I do really like this direction, though.  I think the player has a much clearer concept of their goal from the start of the level.  It means the player will always be thinking about which direction the world needs to go, even before they reach the Rotation Cubes in the level.  And that’s what we want.  The player should always be thinking about the space and what to do with it.  They’ll be thinking several moves ahead, whereas now you mostly only think about your next move.  The current gameplay is much more reactionary.  You rotate the room, observe the new paths that have been laid out for you, and figure out your next step.  So with this new direction, the gameplay would become more strategic, and I think players would plot out their path through the level instead of just taking on challenges as they come.  You wouldn’t lose that moment to moment gameplay, but it would be a smaller part of the experience.

Levels are also a little easier to design using this method.  In fact, on the harder levels I’ve made in the past, I’ve naturally built levels this way because it helps me keep track of things.  Also, because you know where the level is going to end, you can design it from the end to the start, and in general everything feels more cohesive this way.
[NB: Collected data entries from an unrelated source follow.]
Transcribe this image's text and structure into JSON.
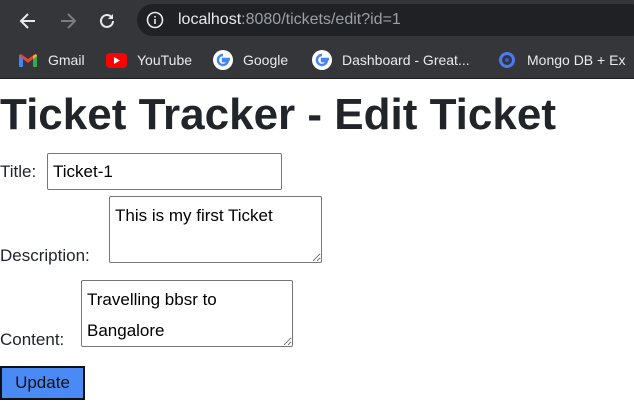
{
  "browser": {
    "url_host": "localhost",
    "url_rest": ":8080/tickets/edit?id=1"
  },
  "bookmarks": [
    {
      "label": "Gmail",
      "icon": "gmail-icon"
    },
    {
      "label": "YouTube",
      "icon": "youtube-icon"
    },
    {
      "label": "Google",
      "icon": "google-icon"
    },
    {
      "label": "Dashboard - Great...",
      "icon": "google-icon"
    },
    {
      "label": "Mongo DB + Ex",
      "icon": "mongodb-icon"
    }
  ],
  "page": {
    "title": "Ticket Tracker - Edit Ticket",
    "title_label": "Title:",
    "title_value": "Ticket-1",
    "description_label": "Description:",
    "description_value": "This is my first Ticket",
    "content_label": "Content:",
    "content_value": "Travelling bbsr to Bangalore",
    "update_label": "Update"
  },
  "colors": {
    "chrome_bg": "#35363a",
    "omnibox_bg": "#202124",
    "button_bg": "#4a8af4",
    "text": "#212529"
  }
}
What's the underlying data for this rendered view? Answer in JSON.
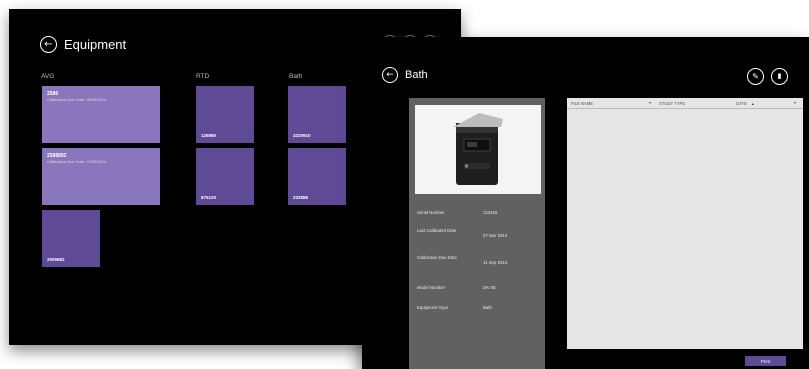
{
  "equipment_screen": {
    "title": "Equipment",
    "groups": [
      {
        "label": "AVG"
      },
      {
        "label": "RTD"
      },
      {
        "label": "Bath"
      }
    ],
    "tiles": [
      {
        "name": "2586",
        "sub": "Calibration Due Date: 06/25/2014",
        "label": ""
      },
      {
        "name": "2588892",
        "sub": "Calibration Due Date: 07/05/2014",
        "label": ""
      },
      {
        "name": "",
        "sub": "",
        "label": "2009682"
      },
      {
        "name": "",
        "sub": "",
        "label": "125980"
      },
      {
        "name": "",
        "sub": "",
        "label": "875120"
      },
      {
        "name": "",
        "sub": "",
        "label": "3220910"
      },
      {
        "name": "",
        "sub": "",
        "label": "232888"
      }
    ]
  },
  "bath_screen": {
    "title": "Bath",
    "details": [
      {
        "key": "Serial Number",
        "value": "123456"
      },
      {
        "key": "Last Calibrated Date",
        "value": "07 Mar 2013"
      },
      {
        "key": "Calibration Due Date",
        "value": "11 Sep 2013"
      },
      {
        "key": "Model Number",
        "value": "DK-3B"
      },
      {
        "key": "Equipment Type",
        "value": "Bath"
      }
    ],
    "table": {
      "columns": [
        "FILE NAME",
        "STUDY TYPE",
        "DATE"
      ],
      "sort_indicator": "▲"
    },
    "print_label": "Print"
  },
  "colors": {
    "tile": "#5f4a95",
    "tile_light": "#8a76bc",
    "background": "#000000",
    "panel": "#5f625f"
  },
  "icons": [
    "back-arrow-icon",
    "edit-icon",
    "delete-icon",
    "dropdown-arrow-icon",
    "sort-ascending-icon"
  ]
}
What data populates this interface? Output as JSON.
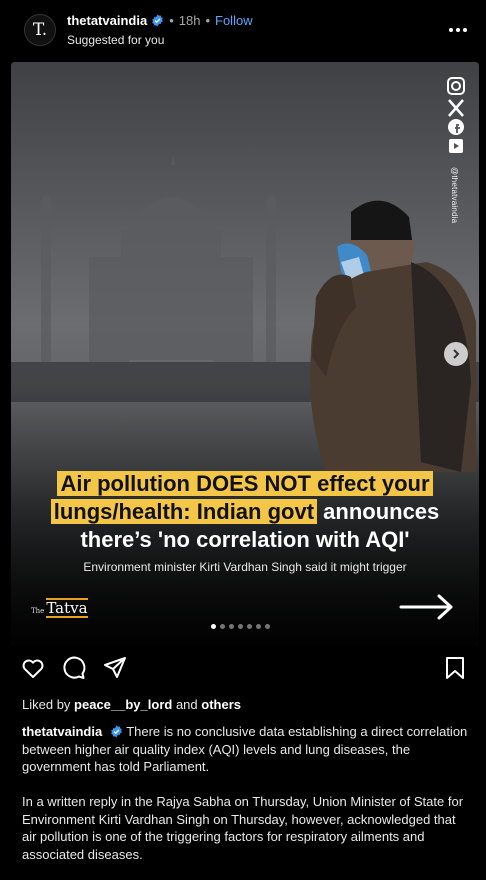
{
  "post": {
    "username": "thetatvaindia",
    "time": "18h",
    "separator": "•",
    "follow_label": "Follow",
    "subtitle": "Suggested for you",
    "avatar_letter": "T."
  },
  "media": {
    "headline_part1": "Air pollution DOES NOT effect your",
    "headline_part2": "lungs/health: Indian govt",
    "headline_part3": " announces",
    "headline_part4": "there’s 'no correlation with AQI'",
    "subhead": "Environment minister Kirti Vardhan Singh said it might trigger",
    "handle": "@thetatvaindia",
    "brand_the": "The",
    "brand_name": "Tatva",
    "carousel_total": 7,
    "carousel_active": 1
  },
  "likes": {
    "prefix": "Liked by ",
    "user": "peace__by_lord",
    "middle": " and ",
    "others": "others"
  },
  "caption": {
    "username": "thetatvaindia",
    "paragraph1": "There is no conclusive data establishing a direct correlation between higher air quality index (AQI) levels and lung diseases, the government has told Parliament.",
    "paragraph2": "In a written reply in the Rajya Sabha on Thursday, Union Minister of State for Environment Kirti Vardhan Singh on Thursday, however, acknowledged that air pollution is one of the triggering factors for respiratory ailments and associated diseases."
  },
  "icons": {
    "verified": "verified-badge-icon",
    "more": "more-options-icon",
    "like": "heart-icon",
    "comment": "comment-icon",
    "share": "share-icon",
    "save": "bookmark-icon",
    "next": "chevron-right-icon"
  },
  "colors": {
    "background": "#000000",
    "follow": "#5aa7ff",
    "verified": "#3897f0",
    "highlight": "#f3c648"
  }
}
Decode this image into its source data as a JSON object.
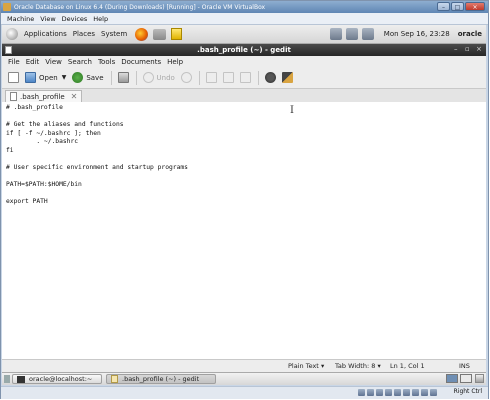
{
  "vbox": {
    "window_title": "Oracle Database on Linux 6.4 (During Downloads) [Running] - Oracle VM VirtualBox",
    "menu": [
      "Machine",
      "View",
      "Devices",
      "Help"
    ],
    "host_key": "Right Ctrl"
  },
  "gnome_panel": {
    "menus": [
      "Applications",
      "Places",
      "System"
    ],
    "clock": "Mon Sep 16, 23:28",
    "user": "oracle"
  },
  "gedit": {
    "title": ".bash_profile (~) - gedit",
    "controls": {
      "minimize": "–",
      "maximize": "▫",
      "close": "×"
    },
    "menu": [
      "File",
      "Edit",
      "View",
      "Search",
      "Tools",
      "Documents",
      "Help"
    ],
    "toolbar": {
      "open_label": "Open",
      "save_label": "Save",
      "undo_label": "Undo"
    },
    "tab": {
      "label": ".bash_profile",
      "close": "✕"
    },
    "content": "# .bash_profile\n\n# Get the aliases and functions\nif [ -f ~/.bashrc ]; then\n        . ~/.bashrc\nfi\n\n# User specific environment and startup programs\n\nPATH=$PATH:$HOME/bin\n\nexport PATH",
    "cursor_glyph": "I",
    "status": {
      "language": "Plain Text",
      "tab_width": "Tab Width: 8",
      "position": "Ln 1, Col 1",
      "mode": "INS"
    }
  },
  "taskbar": {
    "tasks": [
      {
        "label": "oracle@localhost:~"
      },
      {
        "label": ".bash_profile (~) - gedit"
      }
    ]
  },
  "colors": {
    "gedit_titlebar": "#262626",
    "gnome_panel": "#dedede",
    "vbox_frame": "#c9d6e6"
  }
}
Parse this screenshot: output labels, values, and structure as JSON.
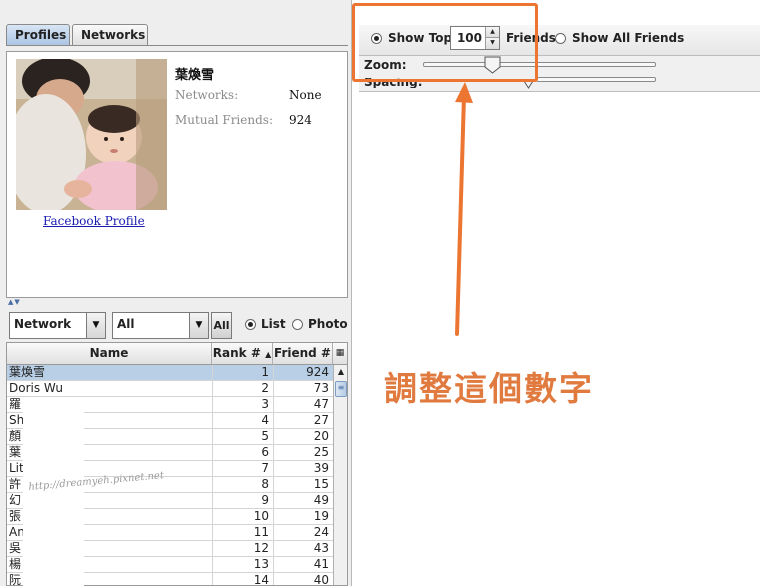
{
  "left_panel": {
    "tabs": [
      {
        "label": "Profiles"
      },
      {
        "label": "Networks"
      }
    ],
    "profile": {
      "name": "葉煥雪",
      "networks_label": "Networks:",
      "networks_value": "None",
      "mutual_label": "Mutual Friends:",
      "mutual_value": "924",
      "link_label": "Facebook Profile"
    },
    "filters": {
      "network_combo": "Network",
      "filter_combo": "All",
      "all_button": "All",
      "list_label": "List",
      "photo_label": "Photo",
      "view_selected": "List"
    },
    "table": {
      "columns": [
        "Name",
        "Rank #",
        "Friend #"
      ],
      "rows": [
        {
          "name": "葉煥雪",
          "rank": "1",
          "friends": "924"
        },
        {
          "name": "Doris Wu",
          "rank": "2",
          "friends": "73"
        },
        {
          "name": "羅",
          "rank": "3",
          "friends": "47"
        },
        {
          "name": "Sh                       i",
          "rank": "4",
          "friends": "27"
        },
        {
          "name": "顏",
          "rank": "5",
          "friends": "20"
        },
        {
          "name": "葉",
          "rank": "6",
          "friends": "25"
        },
        {
          "name": "Lit",
          "rank": "7",
          "friends": "39"
        },
        {
          "name": "許",
          "rank": "8",
          "friends": "15"
        },
        {
          "name": "幻",
          "rank": "9",
          "friends": "49"
        },
        {
          "name": "張",
          "rank": "10",
          "friends": "19"
        },
        {
          "name": "An",
          "rank": "11",
          "friends": "24"
        },
        {
          "name": "吳",
          "rank": "12",
          "friends": "43"
        },
        {
          "name": "楊",
          "rank": "13",
          "friends": "41"
        },
        {
          "name": "阮",
          "rank": "14",
          "friends": "40"
        }
      ]
    },
    "watermark": "http://dreamyeh.pixnet.net"
  },
  "right_panel": {
    "show_top_label": "Show Top",
    "show_top_value": "100",
    "friends_label": "Friends",
    "show_all_label": "Show All Friends",
    "zoom_label": "Zoom:",
    "zoom_level": 0.3,
    "spacing_label": "Spacing:"
  },
  "annotation": {
    "text": "調整這個數字",
    "color": "#e07a3f"
  },
  "colors": {
    "highlight": "#ec7532",
    "selected_row": "#b8cfe5",
    "link": "#1a1ab0"
  }
}
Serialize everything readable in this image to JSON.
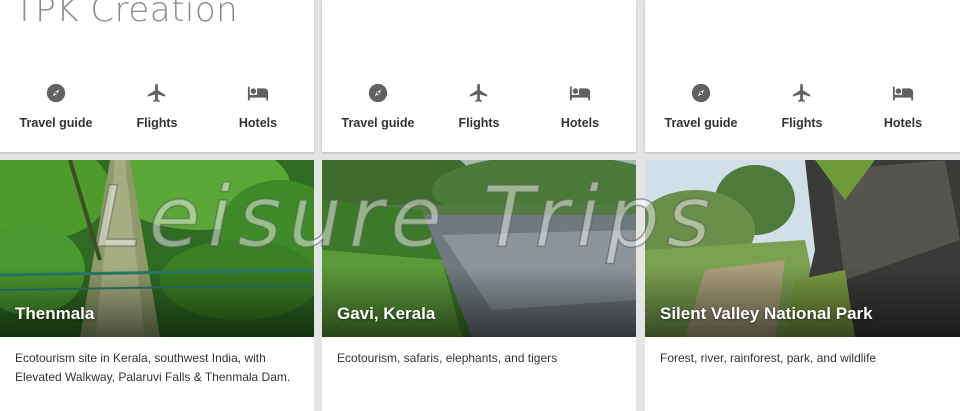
{
  "brand": "TPK Creation",
  "watermark": "Leisure Trips",
  "cards": [
    {
      "actions": [
        {
          "icon": "compass-icon",
          "label": "Travel guide"
        },
        {
          "icon": "airplane-icon",
          "label": "Flights"
        },
        {
          "icon": "bed-icon",
          "label": "Hotels"
        }
      ],
      "title": "Thenmala",
      "description": "Ecotourism site in Kerala, southwest India, with Elevated Walkway, Palaruvi Falls & Thenmala Dam."
    },
    {
      "actions": [
        {
          "icon": "compass-icon",
          "label": "Travel guide"
        },
        {
          "icon": "airplane-icon",
          "label": "Flights"
        },
        {
          "icon": "bed-icon",
          "label": "Hotels"
        }
      ],
      "title": "Gavi, Kerala",
      "description": "Ecotourism, safaris, elephants, and tigers"
    },
    {
      "actions": [
        {
          "icon": "compass-icon",
          "label": "Travel guide"
        },
        {
          "icon": "airplane-icon",
          "label": "Flights"
        },
        {
          "icon": "bed-icon",
          "label": "Hotels"
        }
      ],
      "title": "Silent Valley National Park",
      "description": "Forest, river, rainforest, park, and wildlife"
    }
  ],
  "colors": {
    "icon": "#616161",
    "text": "#333333",
    "background": "#e4e4e4"
  }
}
The biggest downside for making this a game-wide level design philosophy is…we thought of it too late.  A lot of the levels in the game haven’t been built with this concept in mind, and it would be a major major process to redesign all the puzzles that don’t.  In some cases we would have to change the core of the puzzle, which is the other downside of this method.  It limits the types of puzzles we can design, and could potentially mean that all the levels would begin to feel too similar, and play out too similarly.  And that’s where my conundrum lies.  I don’t want to give up the freedom of puzzle design we have now, though I would like the consistency of the puzzle design this new method brings.  And the more consistent puzzle solving mindset the player would be in.

In the end we’ll probably use a combination of both.  Well, we do now, haha.  We’ll take it on a case by case basis and do what’s best for the puzzle concept, and try to find clever ways to convey to the player what the final orientation of the room should be.  But you think on it.  I’ll keep thinking on it.  And I’ll try to update this post with new design solutions for these issues.